Robert Field, professor of Law and Health Management and Policy at Drexel University, said the "ability to create new life forms may be emerging from the world of science fiction."
But such advances come with uncertainty, Field said. "Will everything we create be benign, or is Frankenstein now in the realm of possibility?"
Mark Bedau, professor of Philosophy and Humanities at Reed College in Portland, Ore., also writing in the Nature commentary, called the new species "a normal bacterium with a prosthetic genome."
The importance of the finding, he argued, is that such a prosthetic genome is not limited -- as the watermarks inserted by Venter and colleagues demonstrate -- to what's found in nature.
Because of that, scientists now have "an unprecedented opportunity to learn about life" that brings with it the need for new ways of thinking about precautions and risk analysis.
Indeed, Venter noted that he and colleagues were stalled for several months because one of the pieces of DNA they painstakingly crafted had a type -- a single base-pair deletion -- that means the whole chromosome could not function.

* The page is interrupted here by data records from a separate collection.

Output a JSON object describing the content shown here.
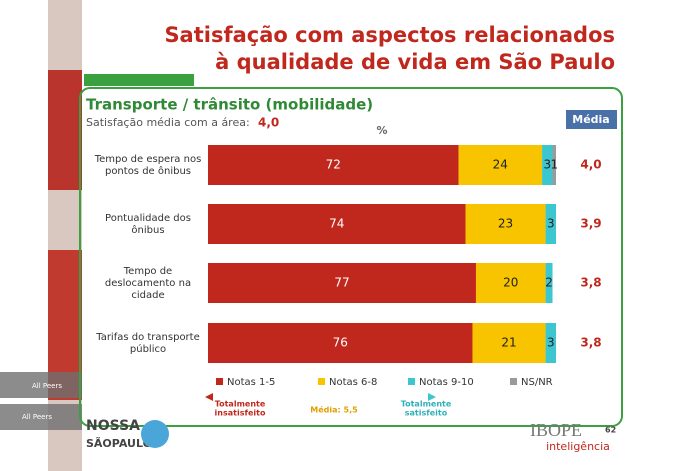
{
  "slide": {
    "title_lines": [
      "Satisfação com aspectos relacionados",
      "à qualidade de vida em São Paulo"
    ],
    "subtitle": "Transporte / trânsito (mobilidade)",
    "area_label": "Satisfação média com a área:",
    "area_value": "4,0",
    "side_tags": [
      "All Peers",
      "All Peers"
    ],
    "logo_left": [
      "NOSSA",
      "SÃOPAULO"
    ],
    "logo_right": [
      "IBOPE",
      "inteligência"
    ],
    "page": "62"
  },
  "chart_data": {
    "type": "bar",
    "orientation": "horizontal",
    "stacked": true,
    "unit_label": "%",
    "categories": [
      [
        "Tempo de espera nos",
        "pontos de ônibus"
      ],
      [
        "Pontualidade dos",
        "ônibus"
      ],
      [
        "Tempo de",
        "deslocamento na",
        "cidade"
      ],
      [
        "Tarifas do transporte",
        "público"
      ]
    ],
    "series": [
      {
        "name": "Notas 1-5",
        "color": "#c0281e",
        "values": [
          72,
          74,
          77,
          76
        ]
      },
      {
        "name": "Notas 6-8",
        "color": "#f8c400",
        "values": [
          24,
          23,
          20,
          21
        ]
      },
      {
        "name": "Notas 9-10",
        "color": "#3cc6cf",
        "values": [
          3,
          3,
          2,
          3
        ]
      },
      {
        "name": "NS/NR",
        "color": "#9a9a9a",
        "values": [
          1,
          null,
          null,
          null
        ]
      }
    ],
    "xlim": [
      0,
      100
    ],
    "mean": {
      "header": "Média",
      "values": [
        4.0,
        3.9,
        3.8,
        3.8
      ],
      "value_labels": [
        "4,0",
        "3,9",
        "3,8",
        "3,8"
      ]
    },
    "scale": {
      "left": [
        "Totalmente",
        "insatisfeito"
      ],
      "middle": "Média: 5,5",
      "right": [
        "Totalmente",
        "satisfeito"
      ]
    }
  }
}
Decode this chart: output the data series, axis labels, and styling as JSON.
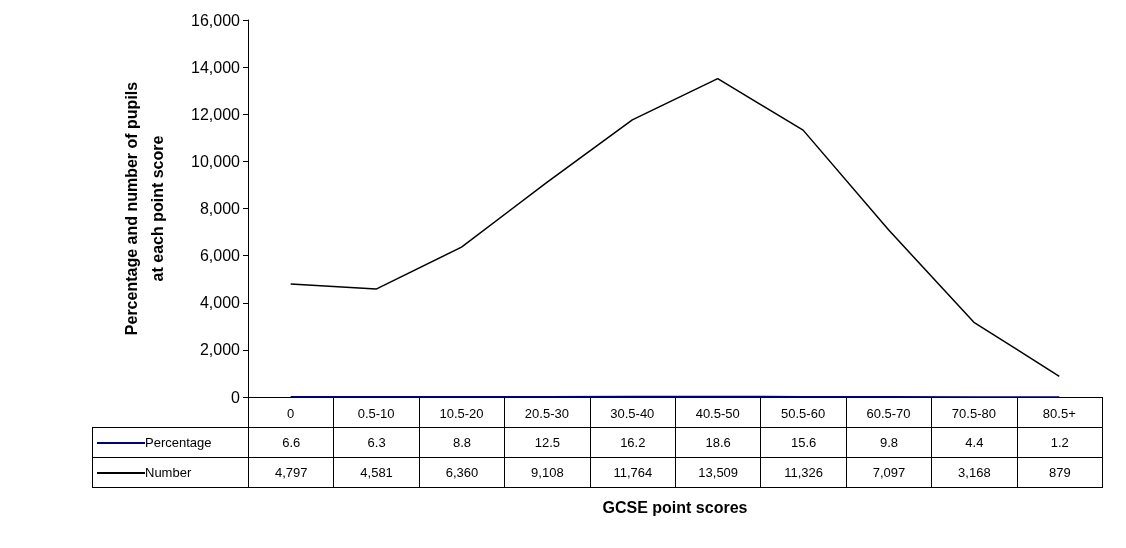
{
  "chart_data": {
    "type": "line",
    "ylabel": "Percentage and number of pupils at each point score",
    "xlabel": "GCSE point scores",
    "categories": [
      "0",
      "0.5-10",
      "10.5-20",
      "20.5-30",
      "30.5-40",
      "40.5-50",
      "50.5-60",
      "60.5-70",
      "70.5-80",
      "80.5+"
    ],
    "series": [
      {
        "name": "Percentage",
        "color": "#000080",
        "values": [
          6.6,
          6.3,
          8.8,
          12.5,
          16.2,
          18.6,
          15.6,
          9.8,
          4.4,
          1.2
        ],
        "value_labels": [
          "6.6",
          "6.3",
          "8.8",
          "12.5",
          "16.2",
          "18.6",
          "15.6",
          "9.8",
          "4.4",
          "1.2"
        ]
      },
      {
        "name": "Number",
        "color": "#000000",
        "values": [
          4797,
          4581,
          6360,
          9108,
          11764,
          13509,
          11326,
          7097,
          3168,
          879
        ],
        "value_labels": [
          "4,797",
          "4,581",
          "6,360",
          "9,108",
          "11,764",
          "13,509",
          "11,326",
          "7,097",
          "3,168",
          "879"
        ]
      }
    ],
    "ylim": [
      0,
      16000
    ],
    "yticks": [
      0,
      {
        "value": 2000,
        "label": "2,000"
      },
      {
        "value": 4000,
        "label": "4,000"
      },
      {
        "value": 6000,
        "label": "6,000"
      },
      {
        "value": 8000,
        "label": "8,000"
      },
      {
        "value": 10000,
        "label": "10,000"
      },
      {
        "value": 12000,
        "label": "12,000"
      },
      {
        "value": 14000,
        "label": "14,000"
      },
      {
        "value": 16000,
        "label": "16,000"
      }
    ],
    "legend": "bottom left",
    "grid": false,
    "marker": "none",
    "line_style": "solid"
  }
}
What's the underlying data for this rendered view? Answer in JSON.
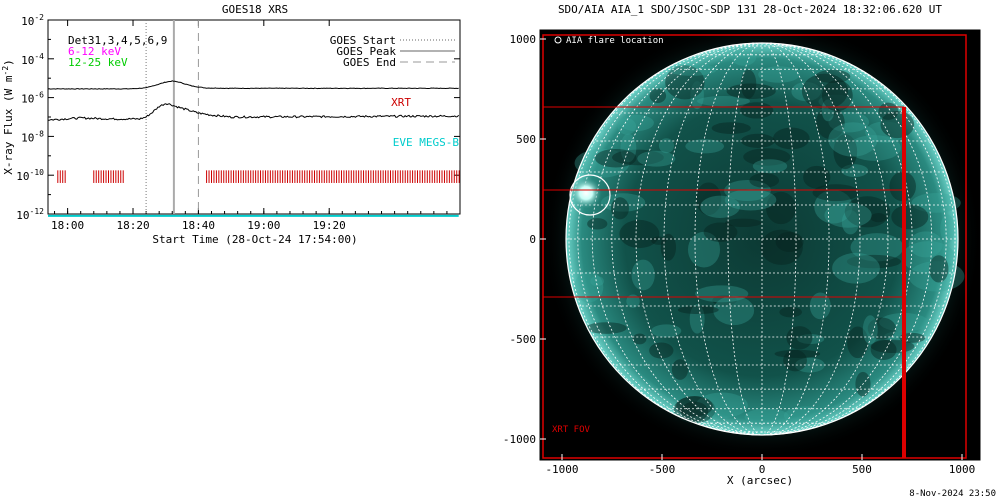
{
  "chart_data": [
    {
      "type": "line",
      "title": "GOES18 XRS",
      "xlabel": "Start Time (28-Oct-24 17:54:00)",
      "ylabel": "X-ray Flux (W m",
      "ylabel_sup": "-2",
      "ylabel_end": ")",
      "x_start_minutes": 0,
      "x_end_minutes": 126,
      "ylim_log10": [
        -12,
        -2
      ],
      "xticks": [
        {
          "minutes": 6,
          "label": "18:00"
        },
        {
          "minutes": 26,
          "label": "18:20"
        },
        {
          "minutes": 46,
          "label": "18:40"
        },
        {
          "minutes": 66,
          "label": "19:00"
        },
        {
          "minutes": 86,
          "label": "19:20"
        }
      ],
      "yticks": [
        {
          "exp": -12,
          "base": "10",
          "sup": "-12"
        },
        {
          "exp": -10,
          "base": "10",
          "sup": "-10"
        },
        {
          "exp": -8,
          "base": "10",
          "sup": "-8"
        },
        {
          "exp": -6,
          "base": "10",
          "sup": "-6"
        },
        {
          "exp": -4,
          "base": "10",
          "sup": "-4"
        },
        {
          "exp": -2,
          "base": "10",
          "sup": "-2"
        }
      ],
      "det_label": "Det31,3,4,5,6,9",
      "channel_labels": [
        {
          "text": "6-12 keV",
          "color": "#ff00ff"
        },
        {
          "text": "12-25 keV",
          "color": "#00cc00"
        }
      ],
      "legend": [
        {
          "text": "GOES Start",
          "style": "dotted"
        },
        {
          "text": "GOES Peak",
          "style": "solid"
        },
        {
          "text": "GOES End",
          "style": "dashed"
        }
      ],
      "events_minutes": {
        "start": 30,
        "peak": 38.5,
        "end": 46
      },
      "series": [
        {
          "name": "long channel",
          "color": "#000000",
          "x": [
            0,
            25,
            30,
            33,
            36,
            38,
            40,
            44,
            48,
            55,
            126
          ],
          "log10": [
            -5.55,
            -5.55,
            -5.5,
            -5.35,
            -5.2,
            -5.15,
            -5.2,
            -5.4,
            -5.5,
            -5.52,
            -5.52
          ]
        },
        {
          "name": "short channel",
          "color": "#000000",
          "x": [
            0,
            10,
            20,
            28,
            30,
            32,
            34,
            36,
            37.5,
            39,
            41,
            43,
            46,
            50,
            56,
            126
          ],
          "log10": [
            -7.15,
            -7.05,
            -7.1,
            -7.1,
            -7.0,
            -6.75,
            -6.45,
            -6.3,
            -6.35,
            -6.45,
            -6.55,
            -6.65,
            -6.8,
            -6.9,
            -7.0,
            -6.95
          ]
        },
        {
          "name": "EVE MEGS-B",
          "color": "#00cccc",
          "x": [
            0,
            126
          ],
          "log10": [
            -12.1,
            -12.1
          ]
        }
      ],
      "xrt_label": "XRT",
      "xrt_color": "#cc0000",
      "xrt_obs_minutes": [
        [
          3,
          5.5
        ],
        [
          14,
          23.5
        ],
        [
          48.5,
          126
        ]
      ],
      "xrt_log10_band": [
        -10.4,
        -9.75
      ],
      "eve_label": "EVE MEGS-B",
      "eve_color": "#00cccc"
    },
    {
      "type": "scatter",
      "title": "SDO/AIA AIA_1 SDO/JSOC-SDP 131 28-Oct-2024 18:32:06.620 UT",
      "xlabel": "X (arcsec)",
      "xlim": [
        -1100,
        1100
      ],
      "ylim": [
        -1100,
        1100
      ],
      "xticks": [
        -1000,
        -500,
        0,
        500,
        1000
      ],
      "yticks": [
        -1000,
        -500,
        0,
        500,
        1000
      ],
      "xtick_labels": [
        "-1000",
        "-500",
        "0",
        "500",
        "1000"
      ],
      "ytick_labels": [
        "-1000",
        "-500",
        "0",
        "500",
        "1000"
      ],
      "solar_radius_arcsec": 980,
      "flare_marker_label": "AIA flare location",
      "flare_location_arcsec": [
        -880,
        230
      ],
      "flare_circle_radius_arcsec": 100,
      "xrt_fov_label": "XRT FOV",
      "xrt_fov_outer_arcsec": [
        -1095,
        -1095,
        1020,
        1020
      ],
      "xrt_fov_boxes_arcsec": [
        [
          -1095,
          -1095,
          710,
          660
        ],
        [
          -1095,
          245,
          710,
          660
        ],
        [
          -1095,
          -290,
          710,
          245
        ],
        [
          -1095,
          -1095,
          710,
          -290
        ]
      ],
      "xrt_fov_color": "#dd0000",
      "grid_step_deg": 10
    }
  ],
  "footer_date": "8-Nov-2024 23:50"
}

"So accuracy is essential," he said. "There's parts of the genome where it can't tolerate even a single error and there's parts where we can put in large blocks of DNA and it can tolerate all kinds of errors."
Despite that sensitivity in the lab, Venter told a reporter "it's not clear there are any" downsides to the research. Although all technologies are "dual-use," he said he thinks the work is a "linear advance" in the ability to harm and an "exponential advance" in potentially beneficial science.